Reading Offline Features for Inference
Overview​
This example demonstrates how to perform batch inference in Tecton. Batch inference in Tecton is very similar to generating training data.
Fetch a Batch of Data from Tecton​
Assuming your model was trained with data from Tecton, you created a
FeatureService
in order to generate training data. The same FeatureService
you used to generate training data will be used to fetch a batch of data for
inference.
Similar to how you built training data, you'll need to generate a DataFrame that represents the data you wish to retrieve from Tecton. This DataFrame should be composed of rows containing:
- The join keys associated with each of your features
- Timestamps at which you'd like to retrieve data
- Columns corresponding to the
RequestSource
of anyOnDemandFeatureView
features, if yourFeatureService
includes one or moreOnDemandFeatureView
.
If you're not sure which join keys are associated with your features, the page
corresponding to your FeatureService
in the Web UI will list the entities
associated with all of your features. Each entity maps to a join key that you
will need.
Example: Building a Prediction Context for Fraud Detection​
In this example, let's imagine we have a fraud detection model that we would like to run nightly on the last 24 hours of transactions. The features for our model describe transactions, users, and merchants. To create our prediction context, we fetch a log of the transactions in the last day, which should look like this:
transaction_id | user_id | merchant_id | timestamp |
---|---|---|---|
51812359 | C1231006815 | M1979787155 | 2020-12-01 01:00:02.595066019 |
51812360 | C1666544295 | M2044282225 | 2020-12-01 01:00:02.940659192 |
51812361 | C1305486145 | M5532624065 | 2020-12-01 01:00:03.336173880 |
51812362 | C840083671 | M3899427010 | 2020-12-01 01:00:06.033070635 |
51812363 | C2048537720 | M1230701703 | 2020-12-01 01:00:06.711752585 |
Retrieve Data with the Prediction Context​
Now that you have a prediction context, you can use the Tecton SDK to retrieve features for inference.
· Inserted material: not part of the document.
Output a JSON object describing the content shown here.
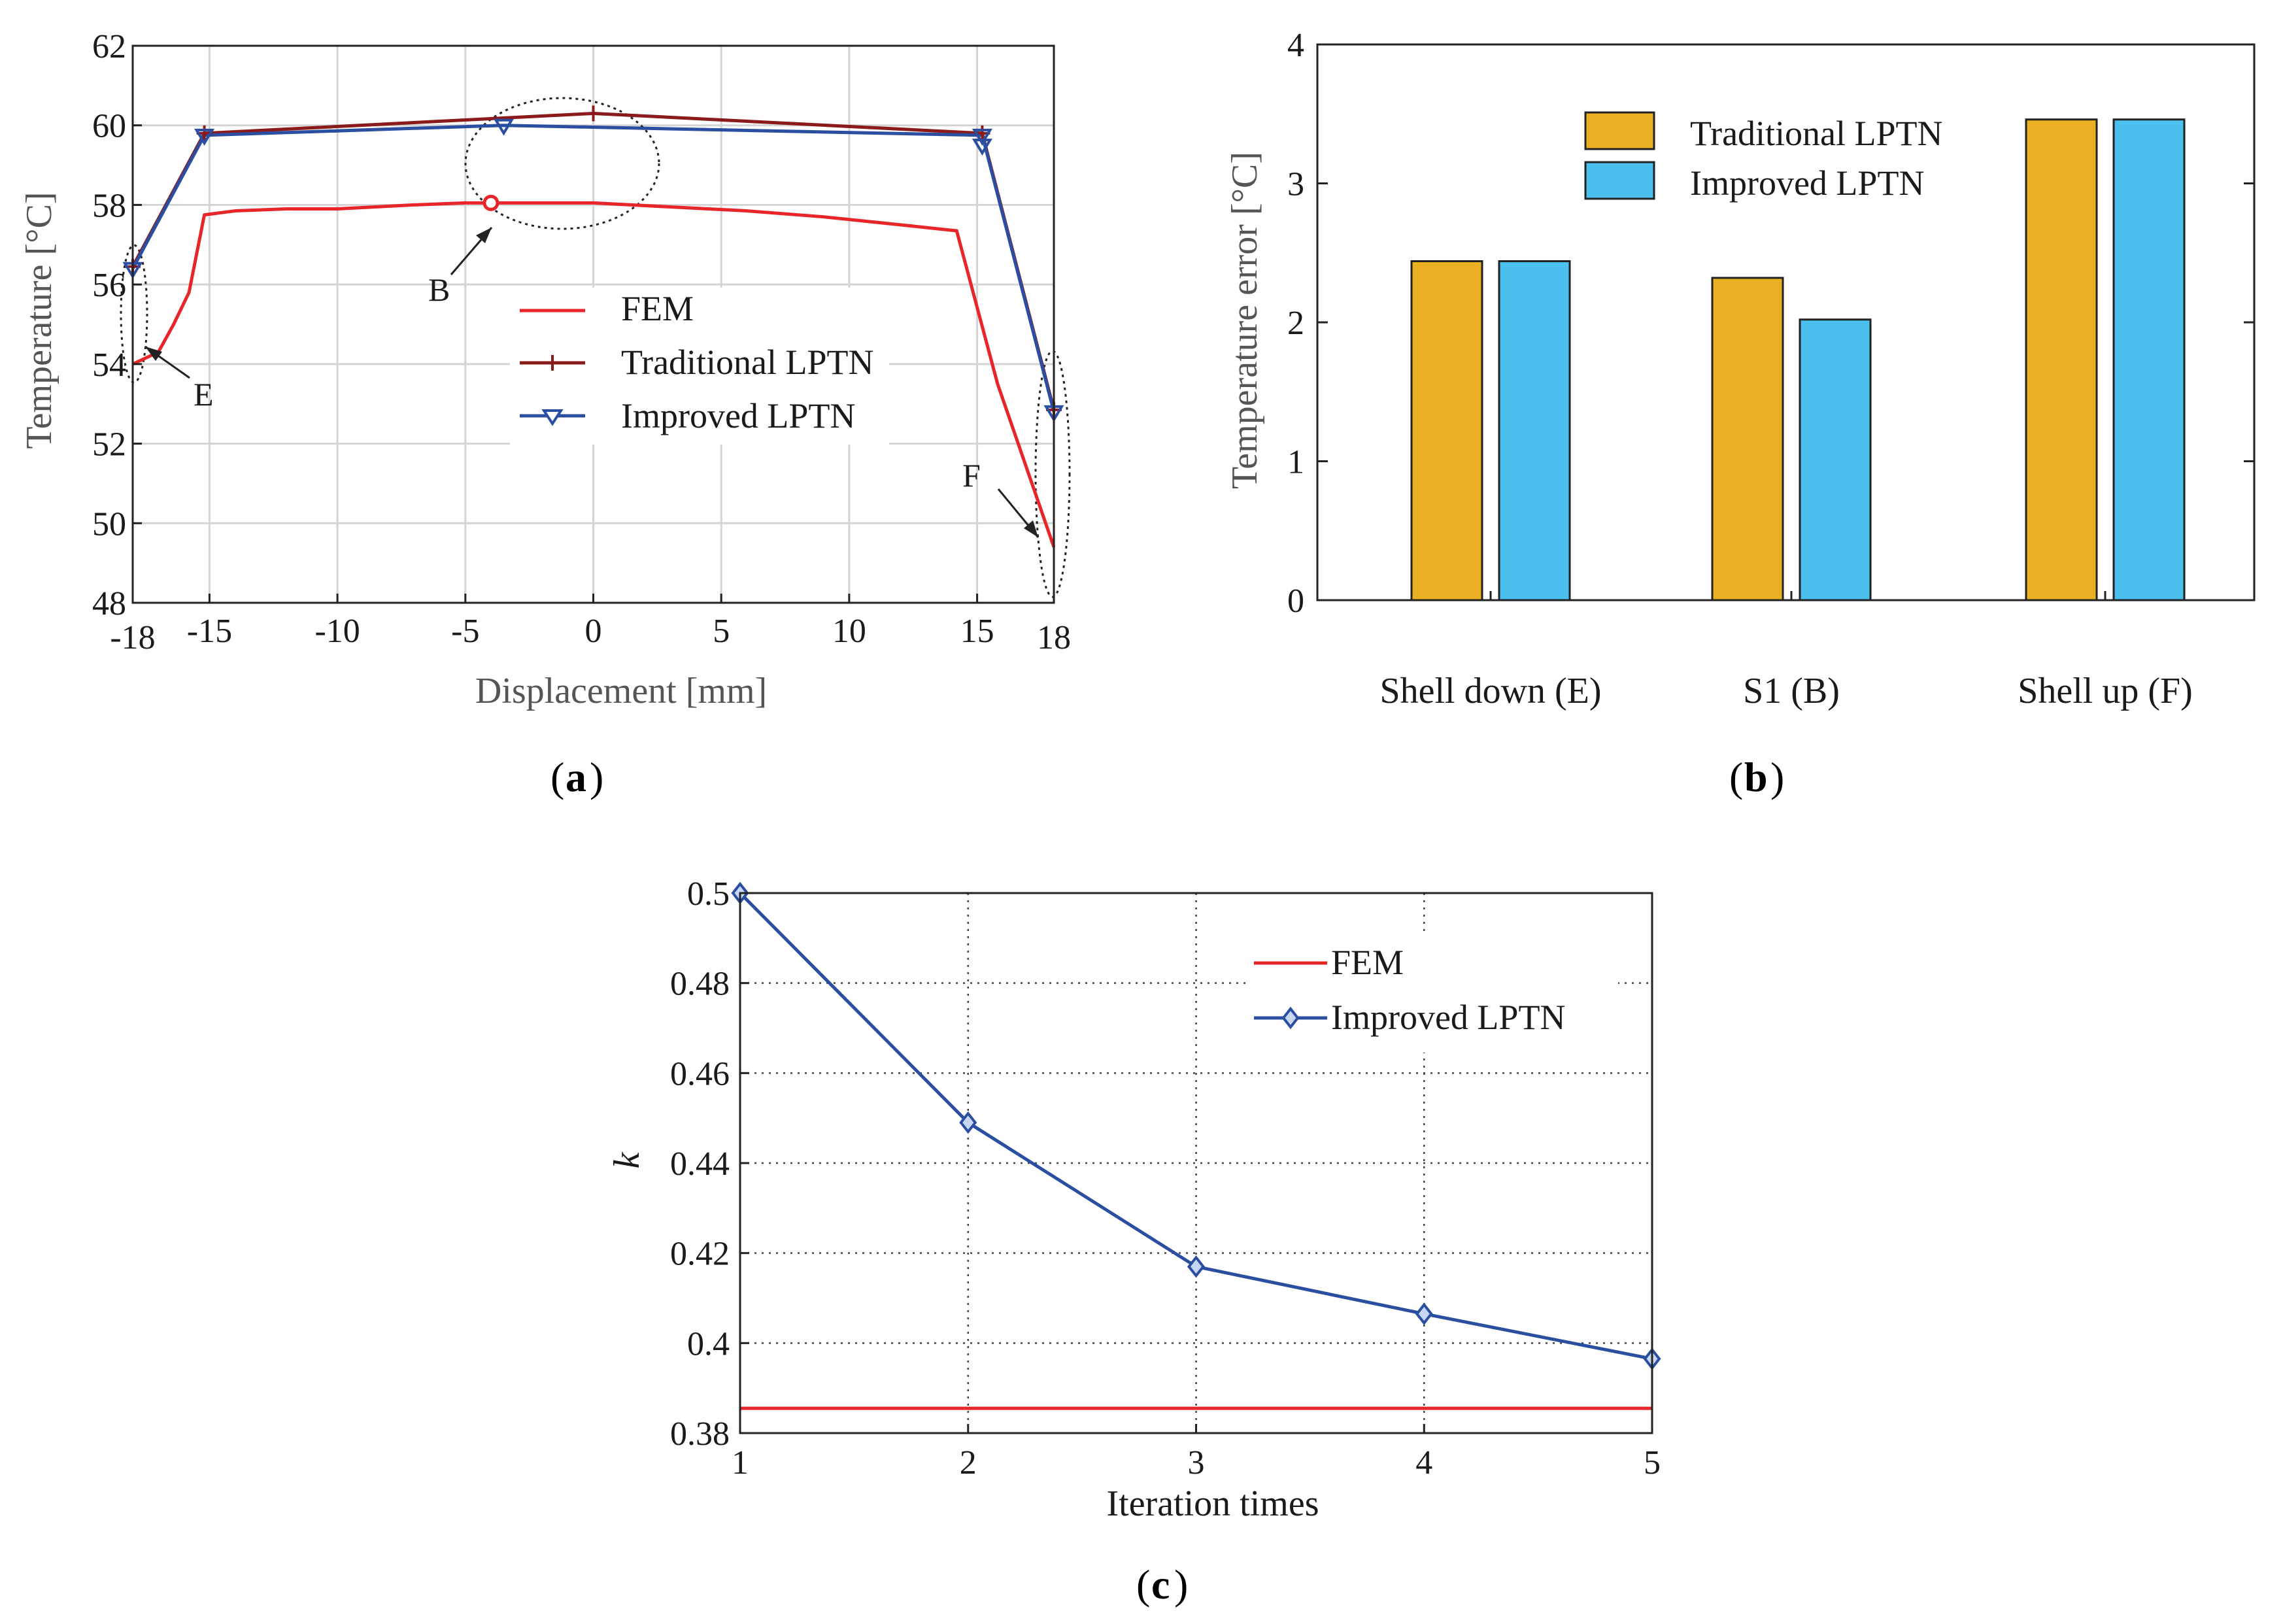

This will be the same code you used to generate a dataset:
# transaction_log is a dataframe containing the prediction context made above
ws = tecton.get_workspace("prod")
fs = ws.get_feature_service("demo_fraud_model")
batch_data = fs.get_historical_features(transaction_log, timestamp_key="timestamp")
The call to get_historical_features
will return a Tecton DataFrame, where your
feature values have been joined onto the prediction context. An example with a
single feature joined onto the above context would look like:
transaction_id | user_id | merchant_id | timestamp | transaction_details.amount |
---|---|---|---|---|
51812359 | C1231006815 | M1979787155 | 2020-12-01 01:00:02.595066019 | 35.0 |
51812360 | C1666544295 | M2044282225 | 2020-12-01 01:00:02.940659192 | 522.2 |
51812361 | C1305486145 | M5532624065 | 2020-12-01 01:00:03.336173880 | 1.2 |
51812362 | C840083671 | M3899427010 | 2020-12-01 01:00:06.033070635 | 90.2 |
51812363 | C2048537720 | M1230701703 | 2020-12-01 01:00:06.711752585 | 555.6 |
Perform Inference​
The Tecton DataFrame above can easily be used to perform batch inference; simply convert your data to a Pandas DataFrame:
batch_data_pandas = batch_data.to_pandas()
For other inference frameworks, you can persist your data to a file, then perform inference by loading from this file.